The following is Kenelm Foster's entry on Catherine of Siena in The Westminster Dictionary of Christian Spirituality edited by G. Wakefield (Philadelphia: Westminster Press, 1983): pp. 80-81.  Kenelm Foster, OP, lectured in the Department of Italian at Cambridge University until 1978. 

Catherine of Siena, St.

 [Page 80:] Saint; born at Siena c. 1347, Catherine Benincasa was one of the many children of a Sienese dyer. At the age of twelve she vowed her virginity to Christ and at sixteen was admitted into a Dominican lay sisterhood. Later she was to tell her confessor, Raymond of Capua, OP, that she had never learned anything from men or women about the way of salvation, 'but only from the sweet bridegroom of my soul, the Lord Jesus Christ. 'Nevertheless her Dominican con- [page 81 begins here] nection was of utmost important, her two reasons.  First, it gave her extraordinary spiritual and intellectual apostolate the backing of a religious order of unsurpassed prestige and authority in the church.

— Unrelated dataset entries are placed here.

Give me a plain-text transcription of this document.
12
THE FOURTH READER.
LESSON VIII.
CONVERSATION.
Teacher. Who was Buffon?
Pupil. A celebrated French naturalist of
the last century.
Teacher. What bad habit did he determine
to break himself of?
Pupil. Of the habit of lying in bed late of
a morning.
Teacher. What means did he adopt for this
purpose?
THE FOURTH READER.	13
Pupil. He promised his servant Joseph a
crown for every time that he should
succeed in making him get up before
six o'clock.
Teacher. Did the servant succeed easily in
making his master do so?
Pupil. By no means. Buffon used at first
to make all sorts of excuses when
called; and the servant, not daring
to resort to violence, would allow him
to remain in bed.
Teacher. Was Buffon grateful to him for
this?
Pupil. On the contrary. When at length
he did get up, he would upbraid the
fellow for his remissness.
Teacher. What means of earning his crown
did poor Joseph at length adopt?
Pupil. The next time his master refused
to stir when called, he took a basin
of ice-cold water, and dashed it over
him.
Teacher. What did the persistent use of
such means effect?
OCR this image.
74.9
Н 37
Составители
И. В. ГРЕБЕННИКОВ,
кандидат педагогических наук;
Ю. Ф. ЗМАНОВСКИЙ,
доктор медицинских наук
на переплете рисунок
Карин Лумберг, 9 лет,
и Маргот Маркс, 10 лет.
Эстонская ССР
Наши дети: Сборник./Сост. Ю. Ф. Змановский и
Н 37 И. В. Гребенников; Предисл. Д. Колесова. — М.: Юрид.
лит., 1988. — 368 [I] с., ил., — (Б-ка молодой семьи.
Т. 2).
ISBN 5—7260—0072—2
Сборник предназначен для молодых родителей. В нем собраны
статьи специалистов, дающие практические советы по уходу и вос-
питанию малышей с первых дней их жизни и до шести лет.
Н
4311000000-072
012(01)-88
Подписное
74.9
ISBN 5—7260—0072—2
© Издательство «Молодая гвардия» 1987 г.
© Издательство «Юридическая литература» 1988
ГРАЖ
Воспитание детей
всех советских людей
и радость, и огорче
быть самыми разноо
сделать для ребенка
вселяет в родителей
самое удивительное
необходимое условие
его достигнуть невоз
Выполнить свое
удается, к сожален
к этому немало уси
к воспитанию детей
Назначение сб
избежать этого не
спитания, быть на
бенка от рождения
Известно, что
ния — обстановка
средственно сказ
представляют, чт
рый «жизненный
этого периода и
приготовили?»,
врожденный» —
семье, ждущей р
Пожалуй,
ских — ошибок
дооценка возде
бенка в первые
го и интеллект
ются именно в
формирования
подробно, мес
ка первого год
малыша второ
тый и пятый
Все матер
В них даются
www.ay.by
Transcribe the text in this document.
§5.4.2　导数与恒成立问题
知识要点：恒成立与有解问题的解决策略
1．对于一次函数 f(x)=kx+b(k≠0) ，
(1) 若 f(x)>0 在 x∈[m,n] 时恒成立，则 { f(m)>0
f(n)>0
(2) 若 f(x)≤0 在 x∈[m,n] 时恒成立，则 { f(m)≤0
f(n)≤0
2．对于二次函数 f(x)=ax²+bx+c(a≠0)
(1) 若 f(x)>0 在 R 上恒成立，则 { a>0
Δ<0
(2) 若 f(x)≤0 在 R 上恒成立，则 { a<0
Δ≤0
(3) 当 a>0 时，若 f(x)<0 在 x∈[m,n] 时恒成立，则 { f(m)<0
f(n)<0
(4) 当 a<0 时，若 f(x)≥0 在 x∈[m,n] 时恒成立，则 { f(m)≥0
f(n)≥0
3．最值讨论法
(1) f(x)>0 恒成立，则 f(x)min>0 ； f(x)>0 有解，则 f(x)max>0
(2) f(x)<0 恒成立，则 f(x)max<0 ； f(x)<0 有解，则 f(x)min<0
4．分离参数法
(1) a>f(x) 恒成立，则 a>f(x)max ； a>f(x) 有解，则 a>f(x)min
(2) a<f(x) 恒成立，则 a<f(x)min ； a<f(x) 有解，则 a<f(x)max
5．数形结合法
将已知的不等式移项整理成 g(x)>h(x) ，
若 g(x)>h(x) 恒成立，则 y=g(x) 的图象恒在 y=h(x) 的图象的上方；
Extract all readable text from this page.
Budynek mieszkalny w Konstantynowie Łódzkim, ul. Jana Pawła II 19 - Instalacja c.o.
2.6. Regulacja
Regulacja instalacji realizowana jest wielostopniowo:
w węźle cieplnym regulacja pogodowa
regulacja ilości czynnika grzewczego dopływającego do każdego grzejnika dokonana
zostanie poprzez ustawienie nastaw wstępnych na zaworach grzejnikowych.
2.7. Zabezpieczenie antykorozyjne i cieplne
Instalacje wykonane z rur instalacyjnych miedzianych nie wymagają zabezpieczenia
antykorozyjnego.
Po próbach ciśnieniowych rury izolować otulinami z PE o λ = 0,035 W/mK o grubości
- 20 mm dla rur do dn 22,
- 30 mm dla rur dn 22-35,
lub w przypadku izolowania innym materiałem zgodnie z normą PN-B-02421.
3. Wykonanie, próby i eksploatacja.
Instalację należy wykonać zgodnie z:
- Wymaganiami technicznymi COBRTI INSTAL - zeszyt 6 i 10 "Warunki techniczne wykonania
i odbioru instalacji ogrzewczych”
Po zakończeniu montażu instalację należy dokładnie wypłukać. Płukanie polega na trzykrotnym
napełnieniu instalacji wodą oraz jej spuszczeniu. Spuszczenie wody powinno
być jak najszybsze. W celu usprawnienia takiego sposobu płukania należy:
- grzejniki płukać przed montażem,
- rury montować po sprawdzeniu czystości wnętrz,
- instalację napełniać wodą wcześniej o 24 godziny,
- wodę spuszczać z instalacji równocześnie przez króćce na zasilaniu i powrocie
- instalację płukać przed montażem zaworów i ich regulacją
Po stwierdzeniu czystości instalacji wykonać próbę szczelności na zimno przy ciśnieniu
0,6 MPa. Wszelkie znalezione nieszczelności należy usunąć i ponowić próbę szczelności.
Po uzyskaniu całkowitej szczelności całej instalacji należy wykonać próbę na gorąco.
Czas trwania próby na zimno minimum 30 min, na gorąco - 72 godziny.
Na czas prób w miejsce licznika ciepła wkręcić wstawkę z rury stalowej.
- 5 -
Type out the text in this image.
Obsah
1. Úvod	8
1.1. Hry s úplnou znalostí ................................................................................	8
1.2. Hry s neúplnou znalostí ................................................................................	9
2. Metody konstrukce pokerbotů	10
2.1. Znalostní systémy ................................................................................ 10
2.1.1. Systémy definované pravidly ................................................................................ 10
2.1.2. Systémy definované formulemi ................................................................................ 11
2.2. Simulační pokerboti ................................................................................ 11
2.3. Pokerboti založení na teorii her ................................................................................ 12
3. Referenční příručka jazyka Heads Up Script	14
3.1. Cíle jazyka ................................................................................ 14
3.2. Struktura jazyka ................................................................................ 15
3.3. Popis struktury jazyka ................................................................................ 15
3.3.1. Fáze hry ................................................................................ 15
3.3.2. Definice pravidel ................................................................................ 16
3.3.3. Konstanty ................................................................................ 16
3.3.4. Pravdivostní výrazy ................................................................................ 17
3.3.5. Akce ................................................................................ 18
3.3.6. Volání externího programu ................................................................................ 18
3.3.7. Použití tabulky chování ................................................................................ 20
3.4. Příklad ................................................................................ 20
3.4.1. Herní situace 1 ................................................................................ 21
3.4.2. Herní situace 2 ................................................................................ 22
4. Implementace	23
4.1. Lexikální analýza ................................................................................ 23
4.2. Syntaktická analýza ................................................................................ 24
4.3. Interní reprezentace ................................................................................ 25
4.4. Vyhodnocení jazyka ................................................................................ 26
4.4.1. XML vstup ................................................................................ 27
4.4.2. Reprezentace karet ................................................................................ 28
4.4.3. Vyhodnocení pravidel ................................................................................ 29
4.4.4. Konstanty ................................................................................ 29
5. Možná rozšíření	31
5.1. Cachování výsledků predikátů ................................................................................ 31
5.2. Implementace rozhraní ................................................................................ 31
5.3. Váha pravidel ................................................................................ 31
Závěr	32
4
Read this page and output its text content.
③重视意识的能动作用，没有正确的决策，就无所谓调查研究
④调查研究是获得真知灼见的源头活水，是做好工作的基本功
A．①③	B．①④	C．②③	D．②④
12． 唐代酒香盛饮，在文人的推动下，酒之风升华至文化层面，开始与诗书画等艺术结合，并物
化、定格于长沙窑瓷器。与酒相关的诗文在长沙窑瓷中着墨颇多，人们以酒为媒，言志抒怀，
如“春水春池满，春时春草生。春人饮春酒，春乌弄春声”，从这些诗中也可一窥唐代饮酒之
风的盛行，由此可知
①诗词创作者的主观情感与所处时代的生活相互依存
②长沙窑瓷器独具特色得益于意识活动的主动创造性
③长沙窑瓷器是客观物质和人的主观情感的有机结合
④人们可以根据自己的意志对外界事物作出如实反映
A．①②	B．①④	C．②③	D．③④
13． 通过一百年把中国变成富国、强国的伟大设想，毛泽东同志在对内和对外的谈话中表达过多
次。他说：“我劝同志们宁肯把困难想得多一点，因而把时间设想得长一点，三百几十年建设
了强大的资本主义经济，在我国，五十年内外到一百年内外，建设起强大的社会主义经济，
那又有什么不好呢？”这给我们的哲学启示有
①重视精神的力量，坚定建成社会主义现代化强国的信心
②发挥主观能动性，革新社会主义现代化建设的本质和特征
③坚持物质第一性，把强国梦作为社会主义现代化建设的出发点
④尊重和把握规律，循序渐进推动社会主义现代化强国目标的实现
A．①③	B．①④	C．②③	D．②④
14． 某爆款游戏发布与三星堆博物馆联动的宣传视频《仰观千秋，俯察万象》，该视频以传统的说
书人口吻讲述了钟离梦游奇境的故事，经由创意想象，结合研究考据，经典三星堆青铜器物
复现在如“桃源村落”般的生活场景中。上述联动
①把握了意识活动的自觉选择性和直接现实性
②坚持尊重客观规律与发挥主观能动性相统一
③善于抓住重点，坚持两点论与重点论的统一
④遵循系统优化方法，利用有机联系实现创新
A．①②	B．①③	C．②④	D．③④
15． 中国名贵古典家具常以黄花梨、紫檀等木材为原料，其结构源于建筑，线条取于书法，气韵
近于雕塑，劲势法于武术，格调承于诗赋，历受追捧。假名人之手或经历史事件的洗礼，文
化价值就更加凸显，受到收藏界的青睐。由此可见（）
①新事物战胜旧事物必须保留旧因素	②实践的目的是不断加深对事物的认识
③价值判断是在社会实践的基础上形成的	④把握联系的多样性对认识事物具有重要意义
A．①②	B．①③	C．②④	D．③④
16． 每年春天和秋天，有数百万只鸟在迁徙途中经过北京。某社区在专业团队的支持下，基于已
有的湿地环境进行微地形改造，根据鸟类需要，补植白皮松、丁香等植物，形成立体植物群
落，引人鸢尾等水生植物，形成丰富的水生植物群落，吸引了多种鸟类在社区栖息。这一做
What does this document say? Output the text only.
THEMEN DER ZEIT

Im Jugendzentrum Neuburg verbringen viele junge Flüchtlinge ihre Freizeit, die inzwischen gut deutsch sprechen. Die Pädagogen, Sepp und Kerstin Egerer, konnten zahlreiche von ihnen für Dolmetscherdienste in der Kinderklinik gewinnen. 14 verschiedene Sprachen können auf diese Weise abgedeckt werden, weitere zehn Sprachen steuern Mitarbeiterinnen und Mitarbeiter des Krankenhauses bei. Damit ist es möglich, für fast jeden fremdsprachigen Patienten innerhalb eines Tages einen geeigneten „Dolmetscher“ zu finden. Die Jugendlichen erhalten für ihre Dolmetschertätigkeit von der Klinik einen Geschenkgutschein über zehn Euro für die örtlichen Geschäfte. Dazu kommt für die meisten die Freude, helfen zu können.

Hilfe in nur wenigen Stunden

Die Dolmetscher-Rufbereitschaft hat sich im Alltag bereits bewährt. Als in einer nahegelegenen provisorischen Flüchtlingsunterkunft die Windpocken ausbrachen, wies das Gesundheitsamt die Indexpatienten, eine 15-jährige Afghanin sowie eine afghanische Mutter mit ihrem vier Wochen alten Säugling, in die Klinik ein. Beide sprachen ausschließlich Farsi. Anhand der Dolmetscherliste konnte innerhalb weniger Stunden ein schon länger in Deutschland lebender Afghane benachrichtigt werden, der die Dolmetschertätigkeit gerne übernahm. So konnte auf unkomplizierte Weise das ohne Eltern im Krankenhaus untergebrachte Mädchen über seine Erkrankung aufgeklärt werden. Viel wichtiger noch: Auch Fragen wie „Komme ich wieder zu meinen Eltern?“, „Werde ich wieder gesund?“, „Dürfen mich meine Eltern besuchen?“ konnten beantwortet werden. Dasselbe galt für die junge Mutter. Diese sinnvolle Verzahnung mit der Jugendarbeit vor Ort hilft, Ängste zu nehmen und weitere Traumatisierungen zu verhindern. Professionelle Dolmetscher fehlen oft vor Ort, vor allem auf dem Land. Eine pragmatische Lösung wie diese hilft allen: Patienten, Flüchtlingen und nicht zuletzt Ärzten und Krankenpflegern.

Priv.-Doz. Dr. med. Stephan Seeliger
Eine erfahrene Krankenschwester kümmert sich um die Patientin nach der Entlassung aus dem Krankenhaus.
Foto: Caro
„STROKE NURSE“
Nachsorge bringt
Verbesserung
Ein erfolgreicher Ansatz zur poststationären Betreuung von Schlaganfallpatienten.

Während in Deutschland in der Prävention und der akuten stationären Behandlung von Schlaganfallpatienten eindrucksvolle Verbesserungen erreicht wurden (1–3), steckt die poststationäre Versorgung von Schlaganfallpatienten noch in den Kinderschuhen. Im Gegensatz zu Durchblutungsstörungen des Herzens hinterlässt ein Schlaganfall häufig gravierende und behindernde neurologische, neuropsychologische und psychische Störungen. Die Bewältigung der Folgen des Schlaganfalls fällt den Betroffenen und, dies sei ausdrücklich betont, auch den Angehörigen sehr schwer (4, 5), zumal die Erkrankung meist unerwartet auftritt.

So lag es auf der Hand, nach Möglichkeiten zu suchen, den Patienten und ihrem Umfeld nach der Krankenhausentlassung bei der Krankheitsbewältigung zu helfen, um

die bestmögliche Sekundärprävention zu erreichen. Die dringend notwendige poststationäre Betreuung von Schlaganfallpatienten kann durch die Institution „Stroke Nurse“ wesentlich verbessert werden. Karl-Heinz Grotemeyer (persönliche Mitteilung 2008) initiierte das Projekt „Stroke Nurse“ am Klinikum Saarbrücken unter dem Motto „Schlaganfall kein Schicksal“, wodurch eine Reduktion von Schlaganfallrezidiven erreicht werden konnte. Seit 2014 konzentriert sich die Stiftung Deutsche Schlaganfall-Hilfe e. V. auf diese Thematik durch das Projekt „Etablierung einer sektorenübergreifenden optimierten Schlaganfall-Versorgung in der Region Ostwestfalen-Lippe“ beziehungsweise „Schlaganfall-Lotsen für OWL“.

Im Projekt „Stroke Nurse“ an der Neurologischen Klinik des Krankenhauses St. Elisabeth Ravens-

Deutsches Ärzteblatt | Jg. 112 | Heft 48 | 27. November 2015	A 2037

Secondly, the Dominican idea of 'communicating things contemplated' (Aquinas, Summa theol., 2a2ae. 188, 6;3a 40, 1 ad 2) exactly suited Catherine's approach to Christ as 'the sweet First Truth', the Word made flesh 'to give...knowledge of the glory of God' (II Cor 4.6; cf. John 1.18). We shall see presently how Catherine envisaged this gift of knowledge

    After three years of strict seclusion Catherine began her public life, probably in 1368, at the command, as she believed, of Christ himself. It falls into three periods: 1368 to the summer of 1374; thence to November 1378; then to her death on 29 April 1380. The first period, spent entirely in Siena, saw the formation round her of a 'family' of friends and disciples, both men and women, clerics and layfolk. This represented a shift in the direction and expression of her charity: hitherto concentrated on the poor and the sick, it became increasingly doctrinal as she grew more conscious of her vocation as teacher and counsellor. So the great series of her letters began (c. 1370), dictated to secretaries chosen from her 'family'. Before long these letters began to touch on public affairs, beginning with the contemporary project of a crusade against the Turks.  That issue receded, however, as Catherine became involved successively in two more urgent matters: the conflict between Florence and the Holy See, 1375 to July 1378, and the Great Schism, which began in September 1378. Both issues stimulated her intense desire for a reform of the church; but whereas in the former her chief immediate concern was to reconcile the Holy See with the Italian laity--with whose grievances she had much sympathy--once the Schism began every other consideration took second place in her mind to the unity of the church and the authority of Urban VI. Her first call was now to the clergy--a recall to obedience.  For her the indispensability of the church--and so its unity--consisted in this, that it is the medium through which the blood shed on the cross for sinful man is available to sinners individually. The church 'holds the keys of the blood', the blood 'reaches us through the ministers of Holy Church'. The church only exists in function of the Blood. And with this we return to that 'knowledge' of God that the incarnation, as she understood it, reveals. The God so revealed is Father, Son and Holy Spirit, but viewed especially in relation to man--as creator and, since man's lapse into sin, above all as recreator. This recreation works by love, the supreme manifestation of which is the blood shed on the cross. The way to God starts here--in an awareness of his love through that sign of it. But this awareness, Catherine never tires of insisting, presupposes self-knowledge.